“Criptidi”, i mostri che non fanno paura: è uscito il nuovo libro di Ettore Zanca
È finalmente uscito da alcuni giorni il romanzo “Criptidi” firmato dallo scrittore Ettore Zanca, che da anni collabora con Stadionews regalandoci articoli mai banali che prendono spunto da storie di calcio e che esaltano i valori umani dei protagonisti. L’ho letto con curiosità perché ero rimasto molto colpito, favorevolmente, dal suo precedente romanzo “L’oceano oltre la rete”, una storia di calcio che ha avuto grande successo di pubblico e critica ambientata nella sperduta isola di San Vignan, dove la squadra di calcio locale è composta solo da giocatori del luogo. Questo romanzo tratta ben altri argomenti ma è ugualmente profondo nella esplorazione dei valori umani. E considerato che l’iniziativa ha scopi benefici a favore dei ragazzi con spettro autistico non posso che augurare a Ettore Zanca un altro grande successo editoriale. (gm)
Tutto comincia con un pupazzetto di plastica trovato per caso in un negozio di giocattoli a Genova. Un plesiosauro, l’ultimo rimasto sullo scaffale. Ettore Zanca lo prende, esce, e capisce che stava scrivendo un libro sul mostro di Loch Ness e su quelli interiori da molto prima di saperlo. Criptidi, il suo quarto romanzo per Arkadia Editore, nasce da quel momento e da anni passati a portare storie nei reparti pediatrici, nelle fondazioni che lavorano con ragazzi neurodivergenti, nei posti dove le parole non sono decorazione ma strumento di sopravvivenza.

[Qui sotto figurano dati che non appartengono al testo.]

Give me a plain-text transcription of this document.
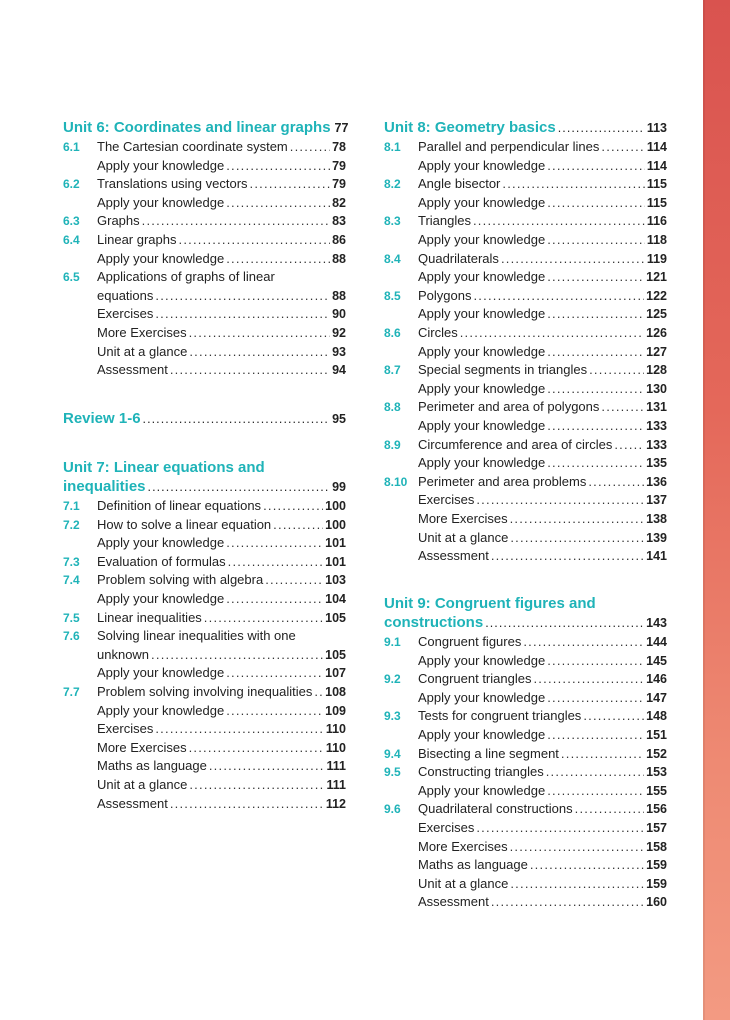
Unit 6: Coordinates and linear graphs 77
6.1	The Cartesian coordinate system . . .	78
Apply your knowledge . . .	79
6.2	Translations using vectors . . .	79
Apply your knowledge . . .	82
6.3	Graphs . . .	83
6.4	Linear graphs . . .	86
Apply your knowledge . . .	88
6.5	Applications of graphs of linear
equations . . .	88
Exercises . . .	90
More Exercises . . .	92
Unit at a glance . . .	93
Assessment . . .	94
Review 1-6 . . .	95
Unit 7: Linear equations and
inequalities . . .	99
7.1	Definition of linear equations . . .	100
7.2	How to solve a linear equation . . .	100
Apply your knowledge . . .	101
7.3	Evaluation of formulas . . .	101
7.4	Problem solving with algebra . . .	103
Apply your knowledge . . .	104
7.5	Linear inequalities . . .	105
7.6	Solving linear inequalities with one
unknown . . .	105
Apply your knowledge . . .	107
7.7	Problem solving involving inequalities . . . 108
Apply your knowledge . . .	109
Exercises . . .	110
More Exercises . . .	110
Maths as language . . .	111
Unit at a glance . . .	111
Assessment . . .	112
Unit 8: Geometry basics . . .	113
8.1	Parallel and perpendicular lines . . .	114
Apply your knowledge . . .	114
8.2	Angle bisector . . .	115
Apply your knowledge . . .	115
8.3	Triangles . . .	116
Apply your knowledge . . .	118
8.4	Quadrilaterals . . .	119
Apply your knowledge . . .	121
8.5	Polygons . . .	122
Apply your knowledge . . .	125
8.6	Circles . . .	126
Apply your knowledge . . .	127
8.7	Special segments in triangles . . .	128
Apply your knowledge . . .	130
8.8	Perimeter and area of polygons . . .	131
Apply your knowledge . . .	133
8.9	Circumference and area of circles . . .	133
Apply your knowledge . . .	135
8.10 Perimeter and area problems . . .	136
Exercises . . .	137
More Exercises . . .	138
Unit at a glance . . .	139
Assessment . . .	141
Unit 9: Congruent figures and
constructions . . .	143
9.1	Congruent figures . . .	144
Apply your knowledge . . .	145
9.2	Congruent triangles . . .	146
Apply your knowledge . . .	147
9.3	Tests for congruent triangles . . .	148
Apply your knowledge . . .	151
9.4	Bisecting a line segment . . .	152
9.5	Constructing triangles . . .	153
Apply your knowledge . . .	155
9.6	Quadrilateral constructions . . .	156
Exercises . . .	157
More Exercises . . .	158
Maths as language . . .	159
Unit at a glance . . .	159
Assessment . . .	160
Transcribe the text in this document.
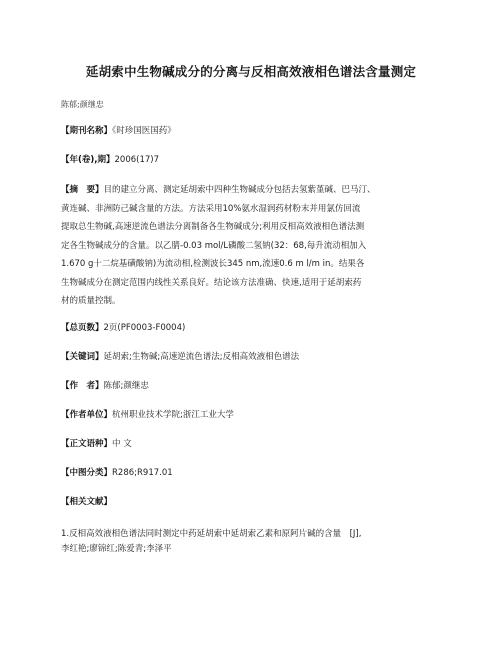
延胡索中生物碱成分的分离与反相高效液相色谱法含量测定
陈郁;颜继忠
【期刊名称】《时珍国医国药》
【年(卷),期】2006(17)7
【摘　要】目的建立分离、测定延胡索中四种生物碱成分包括去氢紫堇碱、巴马汀、
黄连碱、非洲防己碱含量的方法。方法采用10%氨水湿润药材粉末并用氯仿回流
提取总生物碱,高速逆流色谱法分离制备各生物碱成分;利用反相高效液相色谱法测
定各生物碱成分的含量。以乙腈-0.03 mol/L磷酸二氢钠(32：68,每升流动相加入
1.670 g十二烷基磺酸钠)为流动相,检测波长345 nm,流速0.6 m l/m in。结果各
生物碱成分在测定范围内线性关系良好。结论该方法准确、快速,适用于延胡索药
材的质量控制。
【总页数】2页(PF0003-F0004)
【关键词】延胡索;生物碱;高速逆流色谱法;反相高效液相色谱法
【作　者】陈郁;颜继忠
【作者单位】杭州职业技术学院;浙江工业大学
【正文语种】中 文
【中图分类】R286;R917.01
【相关文献】
1.反相高效液相色谱法同时测定中药延胡索中延胡索乙素和原阿片碱的含量　[J],
李红艳;廖锦红;陈爱青;李泽平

Manuel, il protagonista, vive ai margini del mondo in un faro affacciato sul mare ligure. È considerato strano, fuori sincrono, difficile da leggere. La sua ossessione ha il nome di un criptide: il mostro di Loch Ness. Non una creatura da cacciare, ma un essere da proteggere. Un simbolo di tutto ciò che esiste senza voler essere visto. Zanca sceglie Nessie come metafora con una coerenza che si sente in ogni pagina. Se davvero è vissuto in quel lago per millenni, lo ha fatto con una discrezione straordinaria senza imporre la propria presenza, senza prevaricazione, senza vanità. Un animale di diverse tonnellate, più garbato di qualunque utente medio dei social. C’è qualcosa da imparare, lì dentro.
Criptidi è un romanzo sull’identità e sulla neurodivergenza, sul peso delle parole non pronunciate e sulle ferite che restano aperte quando nessuno sa nominarle. È una storia di famiglie scelte, di esseri umani che imparano a sopravvivere mimetizzandosi, come specie rare. La frase che lo attraversa da capo a fondo è semplice, e arriva dritta: “Ho bisogno di sapere che nel mondo c’è qualcuno fuori posto, che è dove non dovrebbe essere e che si nasconde per questo. Ho bisogno di credere che non sono solo”.
Parte dei proventi del libro sarà devoluta alla Fondazione Danelli, che da anni lavora per l’autonomia dei ragazzi con spettro autistico. Non è un gesto simbolico, è la conferma che questo libro viene davvero da lì, da quegli incontri, da quegli sguardi, da chi ha insegnato all’autore che dare un nome alle proprie fragilità non è una resa. È l’inizio. Sono previste numerose presentazioni in giro per l’Italia tra cui il 10 settembre a Genova e il 25 a Palermo entrambe presso la Feltrinelli. Date scelte non a caso visto il profondo legame dell’autore con entrambe le città, una per adozione e l’altra per nascita. Non tutti i mostri sono pericolosi. Alcuni esistono soltanto per ricordarci che non siamo soli.